Fifteen minutes later, we were back to filling up shopping carts full of loot again. The same scenario played out, but this manager had more of a ‘not my problem’ attitude and just sent us on our way.
Weekend Number 3 rolled around and we went to Albertson’s to scope things out. As we started browsing another friend asked, ‘Hey, where are all the ‘Freshness Guarantee’ signs?’
We did not see any, so our ringleader headed to the front and asked the checker. It was gone. Our plan lasted less than a month. We had stockpiled enough food to last two months and threw some great parties. I cannot say for certain that we single-handedly broke their policy, but we like to think so.”
Funny How A Manager’s Idea To Save Money Can Backfire So Gloriously
“I used to work at a restaurant and the manager decided food costs were too high due to people snacking and stealing food. He attempted to remedy this by giving out meal vouchers if you worked a full shift.
I started to buy up vouchers that others were not using for 25% of the value.

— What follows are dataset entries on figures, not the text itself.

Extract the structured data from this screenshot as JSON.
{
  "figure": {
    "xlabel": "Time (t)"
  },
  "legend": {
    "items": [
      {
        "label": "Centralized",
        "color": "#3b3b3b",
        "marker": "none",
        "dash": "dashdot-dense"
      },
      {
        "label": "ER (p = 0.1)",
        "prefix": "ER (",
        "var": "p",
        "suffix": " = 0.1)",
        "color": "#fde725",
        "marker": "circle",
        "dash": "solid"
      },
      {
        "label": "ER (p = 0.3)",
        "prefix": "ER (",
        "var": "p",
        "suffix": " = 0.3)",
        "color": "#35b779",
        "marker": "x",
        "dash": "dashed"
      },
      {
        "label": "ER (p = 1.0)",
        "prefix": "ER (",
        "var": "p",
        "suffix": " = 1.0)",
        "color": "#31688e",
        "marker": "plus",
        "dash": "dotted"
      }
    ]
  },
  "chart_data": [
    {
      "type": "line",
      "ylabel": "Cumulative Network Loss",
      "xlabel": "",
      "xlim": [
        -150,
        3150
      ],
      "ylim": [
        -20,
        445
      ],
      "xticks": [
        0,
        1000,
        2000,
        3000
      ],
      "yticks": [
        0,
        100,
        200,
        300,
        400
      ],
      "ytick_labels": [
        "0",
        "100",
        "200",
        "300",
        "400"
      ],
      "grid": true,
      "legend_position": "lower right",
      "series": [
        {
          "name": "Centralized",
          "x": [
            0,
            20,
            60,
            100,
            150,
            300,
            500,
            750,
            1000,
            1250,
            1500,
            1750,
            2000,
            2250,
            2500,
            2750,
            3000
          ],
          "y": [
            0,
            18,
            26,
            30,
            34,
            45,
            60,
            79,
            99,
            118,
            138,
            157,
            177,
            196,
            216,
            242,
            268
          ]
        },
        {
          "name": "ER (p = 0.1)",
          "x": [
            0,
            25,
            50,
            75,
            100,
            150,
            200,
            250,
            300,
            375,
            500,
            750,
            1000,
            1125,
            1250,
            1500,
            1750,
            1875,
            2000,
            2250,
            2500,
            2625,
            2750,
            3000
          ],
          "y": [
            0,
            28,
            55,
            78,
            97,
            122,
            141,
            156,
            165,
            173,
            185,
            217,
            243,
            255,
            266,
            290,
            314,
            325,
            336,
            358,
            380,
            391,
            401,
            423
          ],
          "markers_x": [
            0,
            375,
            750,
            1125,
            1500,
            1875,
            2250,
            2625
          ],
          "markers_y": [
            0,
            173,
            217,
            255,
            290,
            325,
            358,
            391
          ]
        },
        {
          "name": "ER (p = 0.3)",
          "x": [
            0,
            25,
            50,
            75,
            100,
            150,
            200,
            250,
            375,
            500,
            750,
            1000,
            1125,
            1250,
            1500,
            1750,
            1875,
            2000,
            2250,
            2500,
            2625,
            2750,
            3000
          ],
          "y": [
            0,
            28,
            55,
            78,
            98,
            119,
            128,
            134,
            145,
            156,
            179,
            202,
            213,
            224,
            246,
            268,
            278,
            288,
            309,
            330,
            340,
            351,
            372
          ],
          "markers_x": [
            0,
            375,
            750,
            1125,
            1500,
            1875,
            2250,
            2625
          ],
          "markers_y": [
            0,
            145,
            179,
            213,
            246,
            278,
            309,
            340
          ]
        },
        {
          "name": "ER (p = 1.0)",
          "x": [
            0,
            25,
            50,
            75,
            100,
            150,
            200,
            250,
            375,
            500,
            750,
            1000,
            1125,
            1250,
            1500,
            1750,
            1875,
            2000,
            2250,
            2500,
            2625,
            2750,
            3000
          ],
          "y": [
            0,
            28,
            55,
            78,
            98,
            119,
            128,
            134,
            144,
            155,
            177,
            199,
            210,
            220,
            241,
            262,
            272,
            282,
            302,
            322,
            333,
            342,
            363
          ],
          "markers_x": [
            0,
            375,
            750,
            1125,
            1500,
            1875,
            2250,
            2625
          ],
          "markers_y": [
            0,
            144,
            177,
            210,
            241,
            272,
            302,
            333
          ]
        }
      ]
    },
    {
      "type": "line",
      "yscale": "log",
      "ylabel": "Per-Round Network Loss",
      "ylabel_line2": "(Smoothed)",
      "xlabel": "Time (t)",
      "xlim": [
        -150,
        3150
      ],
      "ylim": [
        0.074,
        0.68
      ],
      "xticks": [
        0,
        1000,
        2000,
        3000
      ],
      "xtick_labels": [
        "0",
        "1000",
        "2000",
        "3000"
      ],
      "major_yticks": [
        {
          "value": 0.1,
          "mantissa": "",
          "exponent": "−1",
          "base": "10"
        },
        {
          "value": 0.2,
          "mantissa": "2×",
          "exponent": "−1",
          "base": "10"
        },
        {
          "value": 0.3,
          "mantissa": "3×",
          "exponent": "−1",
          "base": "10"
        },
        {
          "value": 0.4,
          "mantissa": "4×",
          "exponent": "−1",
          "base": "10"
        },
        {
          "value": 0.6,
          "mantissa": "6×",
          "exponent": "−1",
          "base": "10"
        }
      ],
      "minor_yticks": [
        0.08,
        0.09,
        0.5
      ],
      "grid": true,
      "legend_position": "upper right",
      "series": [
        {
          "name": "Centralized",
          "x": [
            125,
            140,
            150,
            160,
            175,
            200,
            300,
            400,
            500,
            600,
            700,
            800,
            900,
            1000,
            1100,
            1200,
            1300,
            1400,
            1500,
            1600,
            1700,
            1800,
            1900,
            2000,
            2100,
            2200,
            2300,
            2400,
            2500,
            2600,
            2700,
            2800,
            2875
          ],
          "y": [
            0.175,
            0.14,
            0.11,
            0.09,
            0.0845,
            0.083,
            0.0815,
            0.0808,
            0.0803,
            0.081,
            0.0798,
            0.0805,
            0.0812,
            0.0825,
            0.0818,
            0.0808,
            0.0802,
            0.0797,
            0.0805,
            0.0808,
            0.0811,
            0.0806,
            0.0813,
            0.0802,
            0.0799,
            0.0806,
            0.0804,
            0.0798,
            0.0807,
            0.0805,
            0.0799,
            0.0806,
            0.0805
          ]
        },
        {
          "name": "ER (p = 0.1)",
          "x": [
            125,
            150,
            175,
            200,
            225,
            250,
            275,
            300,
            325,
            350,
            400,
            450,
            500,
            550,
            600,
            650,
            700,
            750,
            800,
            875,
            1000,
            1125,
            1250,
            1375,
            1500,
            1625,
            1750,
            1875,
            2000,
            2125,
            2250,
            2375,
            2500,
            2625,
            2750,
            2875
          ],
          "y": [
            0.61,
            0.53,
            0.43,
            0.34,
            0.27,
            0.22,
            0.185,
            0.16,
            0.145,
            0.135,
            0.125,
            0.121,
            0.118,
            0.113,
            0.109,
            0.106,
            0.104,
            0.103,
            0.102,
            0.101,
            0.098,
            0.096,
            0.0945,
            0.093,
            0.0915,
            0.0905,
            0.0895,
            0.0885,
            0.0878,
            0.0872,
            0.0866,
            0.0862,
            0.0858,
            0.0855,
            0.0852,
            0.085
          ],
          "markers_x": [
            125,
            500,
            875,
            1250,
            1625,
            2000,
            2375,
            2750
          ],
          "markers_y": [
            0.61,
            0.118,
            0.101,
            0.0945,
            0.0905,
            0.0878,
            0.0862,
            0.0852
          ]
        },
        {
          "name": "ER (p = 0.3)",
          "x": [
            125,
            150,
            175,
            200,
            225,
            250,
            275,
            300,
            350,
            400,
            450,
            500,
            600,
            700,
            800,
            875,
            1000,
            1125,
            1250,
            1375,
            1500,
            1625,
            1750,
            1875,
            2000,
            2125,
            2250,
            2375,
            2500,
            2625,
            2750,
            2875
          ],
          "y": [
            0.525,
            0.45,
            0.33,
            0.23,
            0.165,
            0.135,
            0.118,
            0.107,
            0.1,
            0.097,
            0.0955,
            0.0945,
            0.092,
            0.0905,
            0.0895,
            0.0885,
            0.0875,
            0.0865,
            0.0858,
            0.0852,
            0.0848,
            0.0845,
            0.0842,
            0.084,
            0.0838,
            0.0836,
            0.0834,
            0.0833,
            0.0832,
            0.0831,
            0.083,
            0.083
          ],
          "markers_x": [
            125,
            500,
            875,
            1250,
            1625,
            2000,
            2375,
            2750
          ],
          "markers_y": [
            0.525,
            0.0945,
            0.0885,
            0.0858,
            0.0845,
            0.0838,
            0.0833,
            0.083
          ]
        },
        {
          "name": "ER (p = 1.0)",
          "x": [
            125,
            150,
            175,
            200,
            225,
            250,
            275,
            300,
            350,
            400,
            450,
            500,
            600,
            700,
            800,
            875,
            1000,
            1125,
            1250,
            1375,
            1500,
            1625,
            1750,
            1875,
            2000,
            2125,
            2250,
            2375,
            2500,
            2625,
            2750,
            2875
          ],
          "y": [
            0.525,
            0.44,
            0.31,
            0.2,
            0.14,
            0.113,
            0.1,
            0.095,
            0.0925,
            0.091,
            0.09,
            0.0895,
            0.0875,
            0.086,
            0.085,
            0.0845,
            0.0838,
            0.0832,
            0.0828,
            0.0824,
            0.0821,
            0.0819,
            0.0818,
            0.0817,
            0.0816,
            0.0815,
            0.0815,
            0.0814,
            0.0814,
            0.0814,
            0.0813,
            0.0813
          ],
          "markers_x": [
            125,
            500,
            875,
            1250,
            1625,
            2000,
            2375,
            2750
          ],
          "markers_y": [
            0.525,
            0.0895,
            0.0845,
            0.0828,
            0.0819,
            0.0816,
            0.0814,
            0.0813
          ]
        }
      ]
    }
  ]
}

Then, I would resell the vouchers to short shift people for 50% of value. Then I started trading meals, bought with my vouchers, to the pizza place across the street that my friend worked at. I would sell the pizza for $1 a slice to everyone. I started to make about $20-30 extra per shift.
Then, the manager found out and ended it all. This only lasted a few weeks. It was also a great example of how I ruined something for everyone else.”
She Had ALL The Rewards Points
“I had one of those club cards at a salad franchise. You accumulate points with each purchase and then you can spend points to buy food items.
I was at the cash register one day and they told me I had enough points to get a free salad. It did not seem quite right, but OK. A week later I went in again and they told me I have enough points for a free salad.
Wow. I’ll take it, but hmmmm.
I checked on their website. I had an unreasonable amount of points. Every time I spent points, my total would not go down, so there was some kind of weird glitch with my card. I ate salad every day for a couple of weeks. Then, one day, the card just didn’t work anymore. It was a good run while it lasted.”
He Liked His Contest Tapped, Not Spun
“Taco Bell used to have this coin drop game in which you would drop a quarter into a transparent box, spin the box around, and the quarter would fall down ‘stairs’ and if you could make it to the last stair you would win a free burrito. The spinning caused centripetal force, which would eventually pull the quarter to the edge of the fourth stair by the time you got there, causing it to fall over the edge.
However, if instead of spinning, you could manipulate the coin another way that would get the coin to the last stair every single time.”